READMEs should be auto-generated using terraform-docs. A common pattern used is to define a .terraform-docs.yaml in the root, using a header for instructional documentation and the terraform-docs table appended to the bottom for content about provider versions, variable documentation, etc.
You must also run terraform fmt -recursive in your root directory.
IA runs security with a number of custom checks. These are provided in a pre-commit and are also run during CI.
Use your best judgment when ignoring linting & security findings. For precarious ignores please provide an explanation in the PR and/or via comment in the code base.
Official releases should be published using GitHub tags and releases based on semantic versioning guidelines. Once 1.0.0 has been published, you must consider module functionality lifecycle, breaking changes must be marked accordingly.

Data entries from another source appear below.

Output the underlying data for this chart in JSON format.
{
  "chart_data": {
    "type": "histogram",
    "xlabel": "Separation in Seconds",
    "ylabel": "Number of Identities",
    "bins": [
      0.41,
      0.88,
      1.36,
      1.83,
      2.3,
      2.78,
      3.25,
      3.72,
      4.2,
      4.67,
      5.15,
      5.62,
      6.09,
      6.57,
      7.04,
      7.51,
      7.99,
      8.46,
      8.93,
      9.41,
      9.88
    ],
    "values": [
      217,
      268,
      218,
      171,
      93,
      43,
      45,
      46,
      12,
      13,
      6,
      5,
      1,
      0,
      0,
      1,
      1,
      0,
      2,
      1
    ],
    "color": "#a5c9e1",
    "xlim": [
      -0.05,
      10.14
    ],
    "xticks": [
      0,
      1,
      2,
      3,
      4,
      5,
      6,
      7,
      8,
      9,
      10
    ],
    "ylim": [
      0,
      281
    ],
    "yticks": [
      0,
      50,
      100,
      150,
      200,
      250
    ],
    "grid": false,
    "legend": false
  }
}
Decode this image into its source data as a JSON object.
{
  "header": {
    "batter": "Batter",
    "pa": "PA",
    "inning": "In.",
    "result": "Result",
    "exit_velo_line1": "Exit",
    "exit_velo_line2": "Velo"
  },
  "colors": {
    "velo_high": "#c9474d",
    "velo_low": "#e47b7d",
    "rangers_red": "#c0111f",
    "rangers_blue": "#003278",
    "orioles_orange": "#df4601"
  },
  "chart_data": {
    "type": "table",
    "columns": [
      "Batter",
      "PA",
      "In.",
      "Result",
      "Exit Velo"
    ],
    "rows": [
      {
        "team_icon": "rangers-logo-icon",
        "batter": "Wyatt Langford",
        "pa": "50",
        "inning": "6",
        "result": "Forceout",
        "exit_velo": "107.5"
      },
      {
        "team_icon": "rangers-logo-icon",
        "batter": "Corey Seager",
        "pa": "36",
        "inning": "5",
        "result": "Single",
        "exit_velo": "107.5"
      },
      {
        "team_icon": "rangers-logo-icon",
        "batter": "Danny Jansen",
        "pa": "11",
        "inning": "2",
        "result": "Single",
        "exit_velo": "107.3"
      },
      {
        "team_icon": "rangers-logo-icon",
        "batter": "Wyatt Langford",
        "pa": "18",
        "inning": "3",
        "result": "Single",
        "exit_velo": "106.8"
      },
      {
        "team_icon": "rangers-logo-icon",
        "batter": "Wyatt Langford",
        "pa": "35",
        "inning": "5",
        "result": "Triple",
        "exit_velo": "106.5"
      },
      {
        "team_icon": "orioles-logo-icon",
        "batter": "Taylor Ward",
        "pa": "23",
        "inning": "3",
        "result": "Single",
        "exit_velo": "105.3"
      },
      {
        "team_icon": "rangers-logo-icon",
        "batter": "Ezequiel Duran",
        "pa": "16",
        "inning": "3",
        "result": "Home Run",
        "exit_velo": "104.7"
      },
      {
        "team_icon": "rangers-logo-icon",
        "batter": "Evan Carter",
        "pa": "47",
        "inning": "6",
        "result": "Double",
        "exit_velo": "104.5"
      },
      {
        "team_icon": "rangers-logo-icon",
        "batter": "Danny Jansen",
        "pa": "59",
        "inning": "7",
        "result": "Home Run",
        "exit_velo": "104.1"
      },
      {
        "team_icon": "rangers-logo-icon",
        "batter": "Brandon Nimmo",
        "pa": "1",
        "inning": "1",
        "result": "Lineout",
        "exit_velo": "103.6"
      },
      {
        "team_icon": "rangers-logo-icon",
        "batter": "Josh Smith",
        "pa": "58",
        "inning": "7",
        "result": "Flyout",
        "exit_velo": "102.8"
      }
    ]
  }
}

Release titles and tags should be vX.X.X
Each module must be published to the Terraform Registry once its ready for use. Once the entry is created, future tags flow automatically to the registry. The initial creation will soon be automated. In the meantime, please reach out to the I&A team to create initial registry entries for new modules.
The AWS I&A team does not permit the use of some resources in our modules for various reasons, such as the AWS CloudFormation stack resource in the aws provider, since it does not support drift detection, nor does it record the resources deployed by the template in state.
The current list of disallowed resources can be found in the tfsec & tflint config config files.